Two weeks ago, I drove up to Basra from Kuwait just before Iraq’s nationwide municipal elections. The sea of candidate posters immediately caught my eye. Nearly every inch of public wall space had been plastered with headshots of candidates representing dozens of parties. Beyond the mosaic of politicians’ faces, however, I saw something just as inspiring: hundreds of laughing children played in a new park set up on the side of the main road.
My eye fixed on one little boy in particular, hanging precariously from the monkey bars. With my maternal instinct kicking in, I pulled over. “Be careful,” I warned him. “That’s dangerous.” He was only six years old and smiled shyly. “But I haven’t played like this in my whole life,” he said. “Let me enjoy it.”
I smiled, too, remembering that I hadn’t seen anything quite like this either: a crowded children’s park in Basra — and Iraq on the upswing.
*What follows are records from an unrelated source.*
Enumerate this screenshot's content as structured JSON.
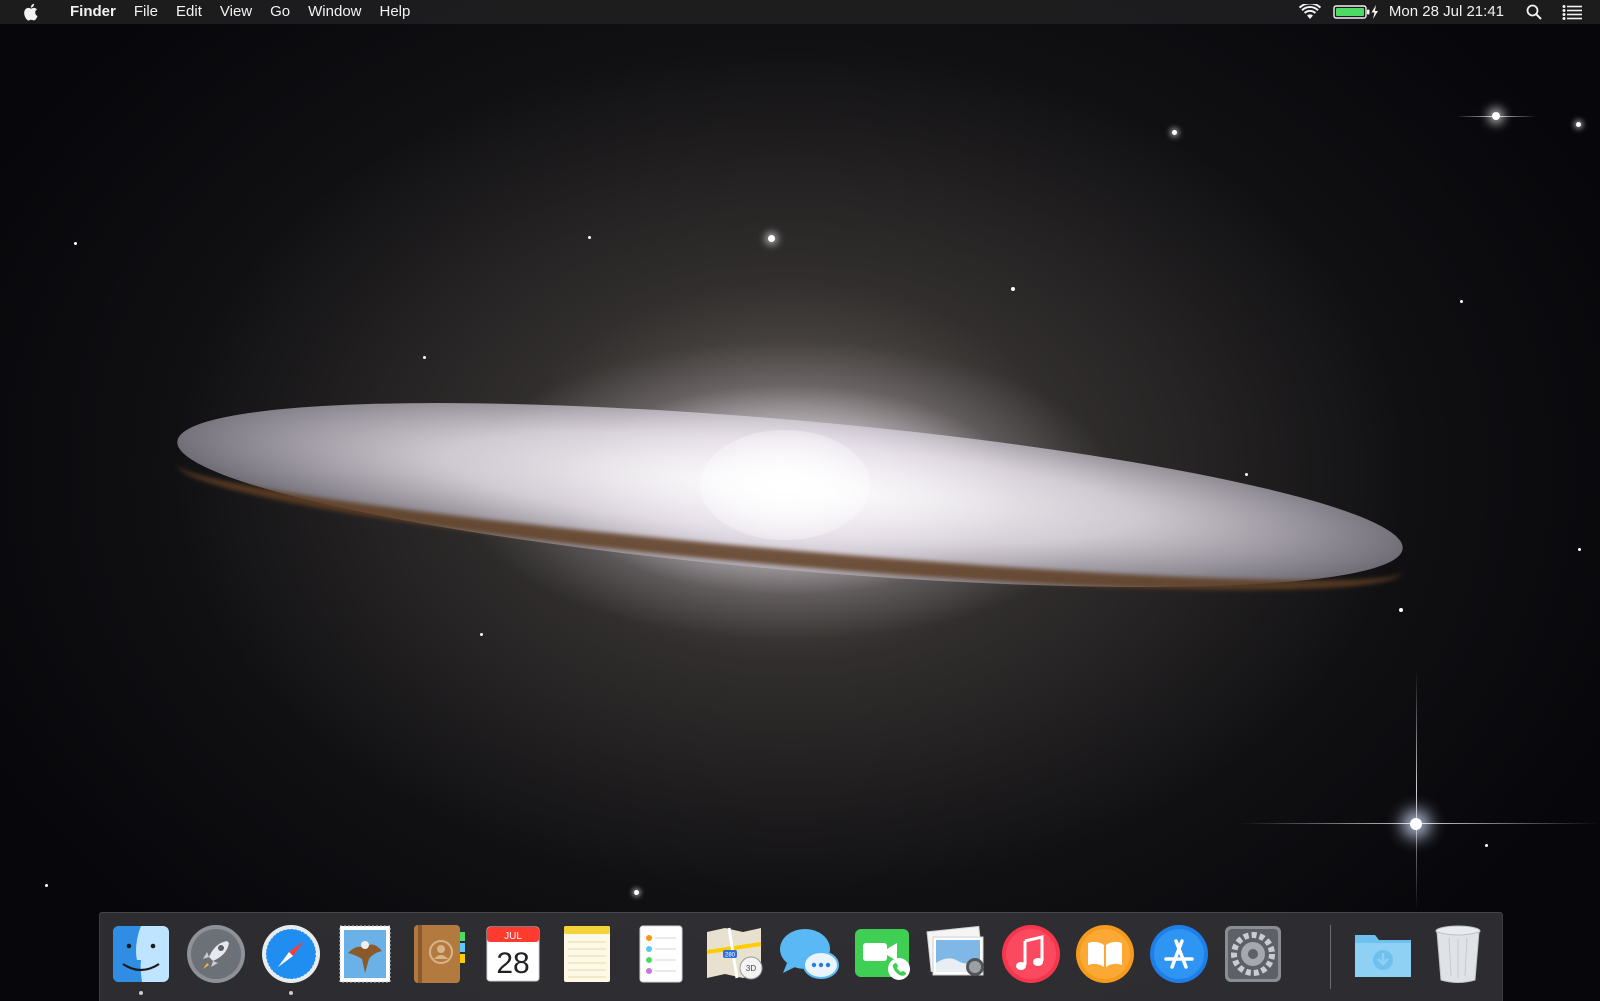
{
  "menubar": {
    "apple_icon": "apple-logo",
    "app_name": "Finder",
    "menus": [
      "File",
      "Edit",
      "View",
      "Go",
      "Window",
      "Help"
    ],
    "status": {
      "wifi_icon": "wifi-icon",
      "battery_icon": "battery-charging-icon",
      "clock": "Mon 28 Jul  21:41",
      "spotlight_icon": "search-icon",
      "notification_icon": "list-icon"
    }
  },
  "desktop": {
    "wallpaper": "sombrero-galaxy"
  },
  "dock": {
    "apps": [
      {
        "name": "Finder",
        "icon": "finder-icon",
        "running": true
      },
      {
        "name": "Launchpad",
        "icon": "rocket-icon",
        "running": false
      },
      {
        "name": "Safari",
        "icon": "compass-icon",
        "running": true
      },
      {
        "name": "Mail",
        "icon": "stamp-icon",
        "running": false
      },
      {
        "name": "Contacts",
        "icon": "address-book-icon",
        "running": false
      },
      {
        "name": "Calendar",
        "icon": "calendar-icon",
        "running": false,
        "month": "JUL",
        "day": "28"
      },
      {
        "name": "Notes",
        "icon": "notepad-icon",
        "running": false
      },
      {
        "name": "Reminders",
        "icon": "checklist-icon",
        "running": false
      },
      {
        "name": "Maps",
        "icon": "map-icon",
        "running": false,
        "road_label": "280",
        "view_label": "3D"
      },
      {
        "name": "Messages",
        "icon": "chat-bubble-icon",
        "running": false
      },
      {
        "name": "FaceTime",
        "icon": "video-camera-icon",
        "running": false
      },
      {
        "name": "iPhoto",
        "icon": "photos-icon",
        "running": false
      },
      {
        "name": "iTunes",
        "icon": "music-note-icon",
        "running": false
      },
      {
        "name": "iBooks",
        "icon": "book-icon",
        "running": false
      },
      {
        "name": "App Store",
        "icon": "app-store-icon",
        "running": false
      },
      {
        "name": "System Preferences",
        "icon": "gear-icon",
        "running": false
      }
    ],
    "extras": [
      {
        "name": "Downloads",
        "icon": "downloads-folder-icon"
      },
      {
        "name": "Trash",
        "icon": "trash-icon"
      }
    ]
  },
  "colors": {
    "menubar_bg": "#1e1e20",
    "dock_bg": "#3c3c40",
    "battery_green": "#4cd964"
  }
}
For the first time since I participated in the failed 1991 intifada against Saddam Hussein, Iraq’s prospects look greater than the dangers. The daily violence that battered the country has largely subsided. And the Iraqi mosaic, which was thought to have been broken beyond repair, has regenerated. Iraq is alive again.
Despite the many remaining challenges, there are telling indicators of the country’s health: bustling economic activity, a functioning security force and a vibrant press. And here’s something new for Iraq, as well as the rest of the Arab world: The country’s politicians have been held accountable to their constituents.
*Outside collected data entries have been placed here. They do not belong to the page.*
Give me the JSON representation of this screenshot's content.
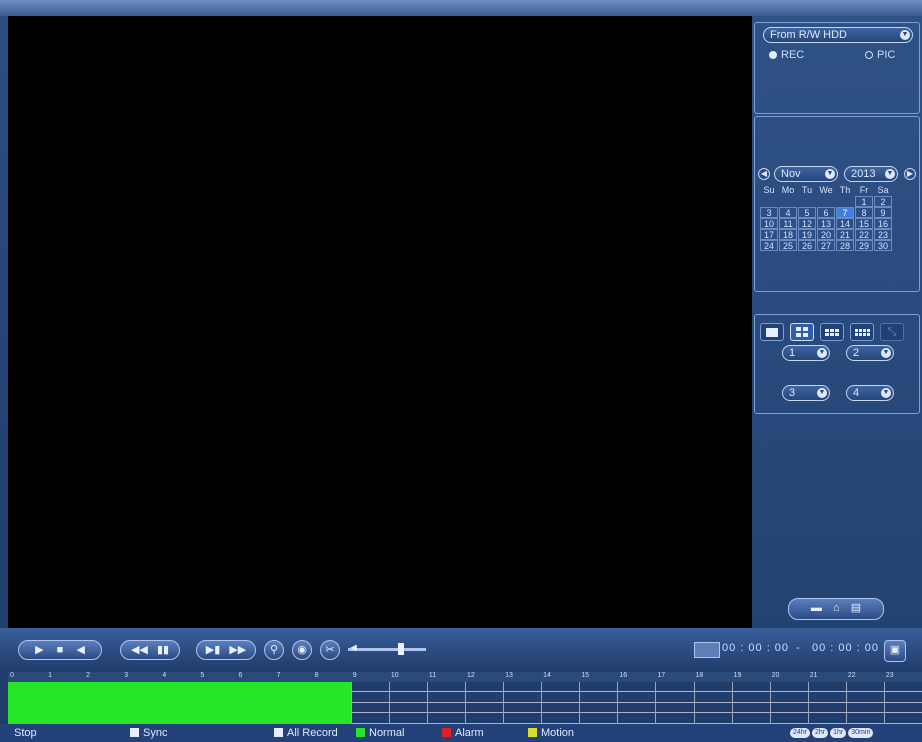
{
  "source": {
    "selected": "From R/W HDD"
  },
  "mode": {
    "rec_label": "REC",
    "pic_label": "PIC",
    "selected": "REC"
  },
  "calendar": {
    "month": "Nov",
    "year": "2013",
    "weekdays": [
      "Su",
      "Mo",
      "Tu",
      "We",
      "Th",
      "Fr",
      "Sa"
    ],
    "rows": [
      [
        "",
        "",
        "",
        "",
        "",
        "1",
        "2"
      ],
      [
        "3",
        "4",
        "5",
        "6",
        "7",
        "8",
        "9"
      ],
      [
        "10",
        "11",
        "12",
        "13",
        "14",
        "15",
        "16"
      ],
      [
        "17",
        "18",
        "19",
        "20",
        "21",
        "22",
        "23"
      ],
      [
        "24",
        "25",
        "26",
        "27",
        "28",
        "29",
        "30"
      ]
    ],
    "selected_day": "7"
  },
  "channels": [
    "1",
    "2",
    "3",
    "4"
  ],
  "controls": {
    "time_start": "00 : 00 : 00",
    "time_sep": "-",
    "time_end": "00 : 00 : 00"
  },
  "timeline": {
    "hours": [
      "0",
      "1",
      "2",
      "3",
      "4",
      "5",
      "6",
      "7",
      "8",
      "9",
      "10",
      "11",
      "12",
      "13",
      "14",
      "15",
      "16",
      "17",
      "18",
      "19",
      "20",
      "21",
      "22",
      "23"
    ],
    "recorded_fraction": 0.375
  },
  "legend": {
    "stop": "Stop",
    "sync": "Sync",
    "all_record": "All Record",
    "normal": "Normal",
    "alarm": "Alarm",
    "motion": "Motion",
    "zoom": [
      "24hr",
      "2hr",
      "1hr",
      "30min"
    ]
  },
  "colors": {
    "normal": "#27e627",
    "alarm": "#e02020",
    "motion": "#d8e02a",
    "accent": "#3f7fe0"
  }
}
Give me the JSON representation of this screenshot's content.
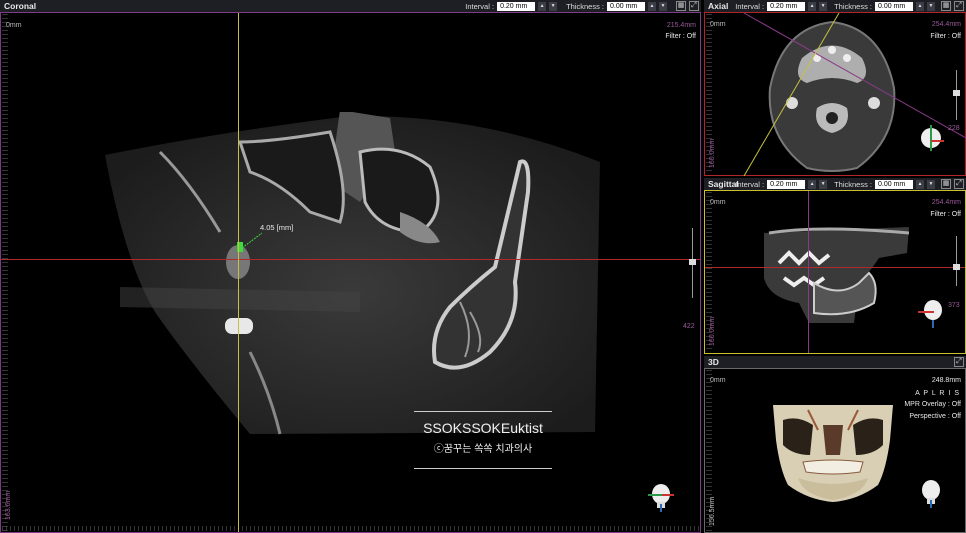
{
  "coronal": {
    "title": "Coronal",
    "interval_label": "Interval :",
    "interval_value": "0.20 mm",
    "thickness_label": "Thickness :",
    "thickness_value": "0.00 mm",
    "scale_top_left": "0mm",
    "scale_top_right": "215.4mm",
    "filter": "Filter : Off",
    "slider_value": "422",
    "scale_bottom_left": "163.6mm",
    "measurement": "4.05 [mm]",
    "watermark_title": "SSOKSSOKEuktist",
    "watermark_sub": "ⓒ꿈꾸는 쏙쏙 치과의사"
  },
  "axial": {
    "title": "Axial",
    "interval_label": "Interval :",
    "interval_value": "0.20 mm",
    "thickness_label": "Thickness :",
    "thickness_value": "0.00 mm",
    "scale_top_left": "0mm",
    "scale_top_right": "254.4mm",
    "filter": "Filter : Off",
    "slider_value": "228",
    "scale_bottom_left": "160.0mm"
  },
  "sagittal": {
    "title": "Sagittal",
    "interval_label": "Interval :",
    "interval_value": "0.20 mm",
    "thickness_label": "Thickness :",
    "thickness_value": "0.00 mm",
    "scale_top_left": "0mm",
    "scale_top_right": "254.4mm",
    "filter": "Filter : Off",
    "slider_value": "373",
    "scale_bottom_left": "160.0mm"
  },
  "view3d": {
    "title": "3D",
    "scale_top_left": "0mm",
    "scale_top_right": "248.8mm",
    "orient": "A P L R I S",
    "mpr_overlay": "MPR Overlay : Off",
    "perspective": "Perspective : Off",
    "scale_bottom_left": "156.5mm"
  },
  "colors": {
    "coronal_frame": "#7d3d86",
    "axial_frame": "#b0262a",
    "sagittal_frame": "#c8c02c",
    "view3d_frame": "#6a6a6a",
    "crosshair_red": "#b02a2a",
    "crosshair_yellow": "#c8c040",
    "measure_green": "#3ddc3d"
  }
}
It was this month’s elections that, more than anything else, marked the rebirth of Iraq. The elections featured more than 14,000 candidates, many of them representing secular political parties. That Iraqis turned away from major religious political parties — one lost control of five provinces — suggests that we have entered a new era of Iraqi politics. Voters are more secure about their future, and Iraqis are showing their pragmatism by opting for competence and change and shunning religious parties that many analysts once expected to dominate the country for decades to come.
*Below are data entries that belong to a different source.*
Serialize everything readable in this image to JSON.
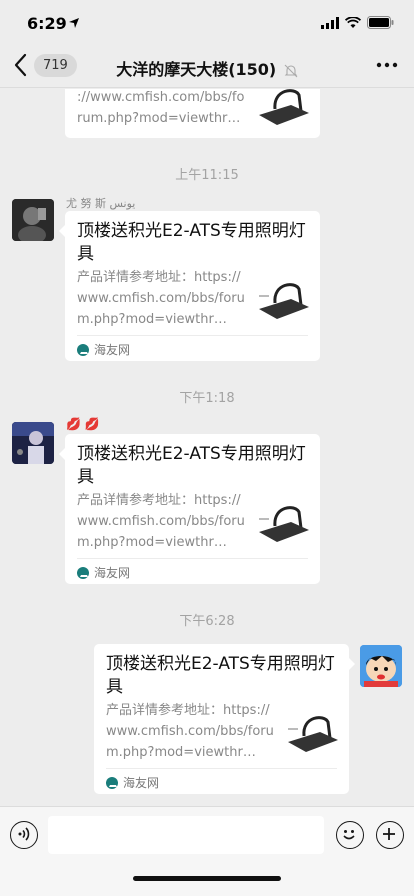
{
  "status": {
    "time": "6:29"
  },
  "nav": {
    "back_count": "719",
    "title": "大洋的摩天大楼(150)"
  },
  "messages": [
    {
      "kind": "card",
      "side": "left",
      "sender": "",
      "title": "",
      "desc": "://www.cmfish.com/bbs/forum.php?mod=viewthr…",
      "source": ""
    },
    {
      "kind": "time",
      "text": "上午11:15"
    },
    {
      "kind": "card",
      "side": "left",
      "sender": "尤 努 斯  يونس",
      "title": "顶楼送积光E2-ATS专用照明灯具",
      "desc": "产品详情参考地址：https://www.cmfish.com/bbs/forum.php?mod=viewthr…",
      "source": "海友网"
    },
    {
      "kind": "time",
      "text": "下午1:18"
    },
    {
      "kind": "card",
      "side": "left",
      "sender": "💋 💋",
      "title": "顶楼送积光E2-ATS专用照明灯具",
      "desc": "产品详情参考地址：https://www.cmfish.com/bbs/forum.php?mod=viewthr…",
      "source": "海友网"
    },
    {
      "kind": "time",
      "text": "下午6:28"
    },
    {
      "kind": "card",
      "side": "right",
      "sender": "",
      "title": "顶楼送积光E2-ATS专用照明灯具",
      "desc": "产品详情参考地址：https://www.cmfish.com/bbs/forum.php?mod=viewthr…",
      "source": "海友网"
    }
  ],
  "input": {
    "placeholder": ""
  },
  "icons": {
    "back": "chevron-left-icon",
    "mute": "bell-off-icon",
    "more": "more-dots-icon",
    "voice": "voice-icon",
    "emoji": "emoji-icon",
    "plus": "plus-icon"
  },
  "colors": {
    "background": "#ededed",
    "bubble": "#ffffff",
    "source_icon": "#1a7d7b"
  }
}
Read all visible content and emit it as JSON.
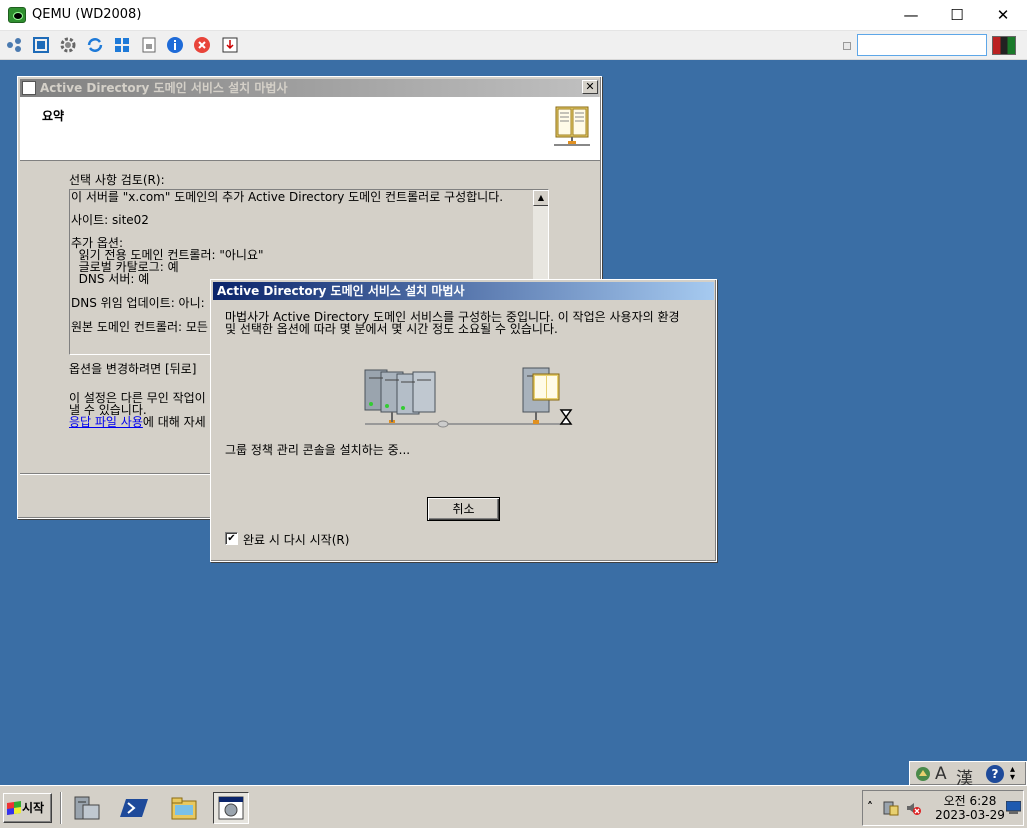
{
  "host": {
    "title": "QEMU (WD2008)",
    "minimize": "—",
    "maximize": "☐",
    "close": "✕",
    "toolbar_icons": [
      "network-icon",
      "fullscreen-icon",
      "settings-icon",
      "refresh-icon",
      "windows-logo-icon",
      "document-icon",
      "info-icon",
      "stop-icon",
      "exit-icon"
    ]
  },
  "bg_wizard": {
    "title": "Active Directory 도메인 서비스 설치 마법사",
    "header": "요약",
    "review_label": "선택 사항 검토(R):",
    "summary_lines": [
      "이 서버를 \"x.com\" 도메인의 추가 Active Directory 도메인 컨트롤러로 구성합니다.",
      "",
      "사이트: site02",
      "",
      "추가 옵션:",
      "  읽기 전용 도메인 컨트롤러: \"아니요\"",
      "  글로벌 카탈로그: 예",
      "  DNS 서버: 예",
      "",
      "DNS 위임 업데이트: 아니:",
      "",
      "원본 도메인 컨트롤러: 모든"
    ],
    "change_text": "옵션을 변경하려면 [뒤로]",
    "settings_line1": "이 설정은 다른 무인 작업이",
    "settings_line2": "낼 수 있습니다.",
    "answer_link": "응답 파일 사용",
    "answer_rest": "에 대해 자세"
  },
  "progress_dialog": {
    "title": "Active Directory 도메인 서비스 설치 마법사",
    "message_line1": "마법사가 Active Directory 도메인 서비스를 구성하는 중입니다. 이 작업은 사용자의 환경",
    "message_line2": "및 선택한 옵션에 따라 몇 분에서 몇 시간 정도 소요될 수 있습니다.",
    "status": "그룹 정책 관리 콘솔을 설치하는 중...",
    "cancel_label": "취소",
    "restart_label": "완료 시 다시 시작(R)",
    "restart_checked": "✔"
  },
  "langbar": {
    "icons": [
      "language-icon",
      "ime-mode-icon",
      "hanja-icon",
      "help-icon"
    ],
    "mode_label": "A",
    "hanja_label": "漢",
    "help_label": "?"
  },
  "taskbar": {
    "start_label": "시작",
    "apps": [
      "server-manager-icon",
      "powershell-icon",
      "explorer-icon",
      "wizard-task-icon"
    ],
    "clock_time": "오전 6:28",
    "clock_date": "2023-03-29"
  }
}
Several women work in my grandmother’s home, assisting with cleaning and other domestic work. None of them can read or write, but all of them made a point to request time off to vote on Election Day. As they left to head home to their districts to vote, one of them observed: “My vote makes a difference. If the politicians I vote for do not do good work, I can vote them out. For the first time in my life, leaders are accountable to me.”
The scene at many polling stations revealed how Iraqi women are becoming more comfortable dressing liberally in public. In the past, fundamentalist militias would harass and even kill women who didn’t cover up or didn’t wear their hijab modestly enough. Now the militias appear to have been defeated, and some Christian, Sabean and even secular Muslim women felt comfortable going to the polls without their heads covered.
Sunni turnout for the elections was massive, as high as 60 percent in some regions, and this fact alone shows that something transformative has happened in Iraq. The Sunni community is on board with the idea of a new Iraq, the rift has begun to heal — and now it’s time for us Americans to reunify as well.
Iraq’s success is a bipartisan issue. The blood spilt by Americans and Iraqis to make this happen was neither Republican nor Democrat. Now we owe it to them, and the future of our two countries, to reap the seeds they sowed. Now that elections are over in the U.S. and Iraq, our position has to look forward, not backward — not about vindicating past policies but recognizing where we are right now and where we should be going.